Meta-analysis for DFS
Significant heterogeneity among studies (I2=59%, P=0.03; Figure 3) was demonstrated in analysis DFS between the sequential and concurrent regimens, thus we used the randomized effects model to pool the RR. The meta-analysis showed that sequential regimens of anthracycline and taxane appeared not to add significant improvement in DFS over the concurrent regimen (RR: 1.05; 95% CI: 0.97-1.14; P=0.22, Figure 3).
Meta-analysis for OS
Significant heterogeneity (I2 =55%, P =0.05, Figure 4) was observed among studies for OS in comparison between the sequential and concurrent regimens, thus the randomized effects model was used. The pooled estimate showed that there was no significantly improved OS between sequential regimens and concurrent regimens (RR: 1.03, 95% CI: 0.94 to 1.13, P =0.51, Figure 4).

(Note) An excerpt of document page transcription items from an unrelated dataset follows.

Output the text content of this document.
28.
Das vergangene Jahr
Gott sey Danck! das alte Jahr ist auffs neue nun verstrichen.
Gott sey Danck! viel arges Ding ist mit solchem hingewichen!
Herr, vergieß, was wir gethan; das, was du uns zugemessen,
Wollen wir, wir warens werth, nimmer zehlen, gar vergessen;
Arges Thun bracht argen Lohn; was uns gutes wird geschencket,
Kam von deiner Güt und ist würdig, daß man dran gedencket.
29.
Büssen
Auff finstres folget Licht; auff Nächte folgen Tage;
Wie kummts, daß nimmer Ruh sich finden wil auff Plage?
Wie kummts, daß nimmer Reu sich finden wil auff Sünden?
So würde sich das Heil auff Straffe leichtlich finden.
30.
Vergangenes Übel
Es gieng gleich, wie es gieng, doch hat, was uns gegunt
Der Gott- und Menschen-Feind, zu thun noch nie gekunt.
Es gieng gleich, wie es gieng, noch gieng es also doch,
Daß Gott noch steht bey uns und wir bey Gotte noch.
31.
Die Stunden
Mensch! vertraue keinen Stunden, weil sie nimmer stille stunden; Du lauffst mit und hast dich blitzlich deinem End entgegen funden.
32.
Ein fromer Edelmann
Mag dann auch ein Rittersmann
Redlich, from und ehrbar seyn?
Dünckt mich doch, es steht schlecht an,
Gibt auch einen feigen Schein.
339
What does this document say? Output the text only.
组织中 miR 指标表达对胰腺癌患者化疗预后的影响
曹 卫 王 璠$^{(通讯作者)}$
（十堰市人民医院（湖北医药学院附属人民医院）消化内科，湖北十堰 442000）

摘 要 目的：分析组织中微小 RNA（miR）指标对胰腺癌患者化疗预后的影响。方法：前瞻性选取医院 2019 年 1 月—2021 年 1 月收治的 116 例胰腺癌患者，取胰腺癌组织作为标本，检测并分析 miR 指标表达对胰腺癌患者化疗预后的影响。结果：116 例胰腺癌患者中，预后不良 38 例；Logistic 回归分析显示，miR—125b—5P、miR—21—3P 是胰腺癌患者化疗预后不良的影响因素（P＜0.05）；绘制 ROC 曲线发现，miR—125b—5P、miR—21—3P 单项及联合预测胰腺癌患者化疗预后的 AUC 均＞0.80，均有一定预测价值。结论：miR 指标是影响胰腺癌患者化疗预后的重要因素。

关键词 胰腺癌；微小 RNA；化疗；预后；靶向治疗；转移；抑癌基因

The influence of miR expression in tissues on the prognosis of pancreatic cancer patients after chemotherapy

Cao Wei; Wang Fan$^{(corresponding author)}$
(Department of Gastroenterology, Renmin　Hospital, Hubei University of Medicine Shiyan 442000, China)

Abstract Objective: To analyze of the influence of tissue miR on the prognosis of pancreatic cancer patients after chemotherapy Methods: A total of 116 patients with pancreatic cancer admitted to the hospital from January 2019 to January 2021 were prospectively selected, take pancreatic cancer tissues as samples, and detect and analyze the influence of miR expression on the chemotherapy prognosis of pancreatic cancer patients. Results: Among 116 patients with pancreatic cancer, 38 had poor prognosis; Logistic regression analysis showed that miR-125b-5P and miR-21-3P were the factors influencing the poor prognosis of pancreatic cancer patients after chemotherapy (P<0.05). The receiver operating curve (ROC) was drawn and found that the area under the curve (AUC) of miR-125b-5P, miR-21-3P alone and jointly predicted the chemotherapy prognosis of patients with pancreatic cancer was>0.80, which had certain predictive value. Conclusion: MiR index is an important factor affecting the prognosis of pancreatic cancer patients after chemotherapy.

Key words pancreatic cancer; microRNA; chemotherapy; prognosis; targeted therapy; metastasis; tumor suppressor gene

Sub-analysis in node status for DFS and OS
The eligible patients in the HORG trial [12] were early breast cancer patients at high risk and axillary lymph node-negative status, while the other trials included patients with node-positive status. We conducted a sub-analysis according to the axillary lymph node status. The pooled estimate showed that there was a significantly better DFS in patients with node-positive status who were administrated a sequential regimen (RR: 1.08; 95% CI: 1.02-1.14, P =0.004, Figure 5A), yet the OS was similar for both regimens (RR: 1.07; 95% CI: 0.96-1.19, P =0.24, Figure 5B).
The choice of anthracyclines may be another reason causing heterogeneity. Epirubicin was selected in the HE10/00 trial [14], while the other four trials used doxorubicin among patients with node-positive status. The sub-analysis data according to the choice of anthracycline showed that there was no significant heterogeneity, however, a better DFS (RR: 0.91; 95% CI: 0.86-0.97, P=0.002, Figure 6A) and OS (RR: 0.92; 95% CI: 0.84-0.99, P=0.03, Figure 6B) were achieved in patients with doxorubicin and a taxane in the sequential group.
The cycles of concurrent regimen with doxorubicin and a taxane also appeared to affect heterogeneity. The patients in the Big02-98[11] and NSABP B-30 trials [10]received 4 cycles of doxorubicin and taxanes, while patients in the other two trials [9, 13] were treated for six cycles. Therefore, we then conducted another sub-analysis. The pooled estimate showed that fewer cycles (4 cycles) of concurrent treatment had worse DFS (RR:1.16; 95% CI:1.06-1.27, P=0.0009, Figure 7A) and OS (RR:1.18; 95% CI:1.05-1.33, P=0.007, Figure 7B) compared to sequential regimen, whereas more cycles(6 cycles) rescued the loss.
Sensitivity analysis and publication bias
Sensitivity analysis showed that there was no significantly different incidence through omitting each study. No significant publication bias was found based on the Egger’s and Begg’s test (P > 0.05, Figure 8).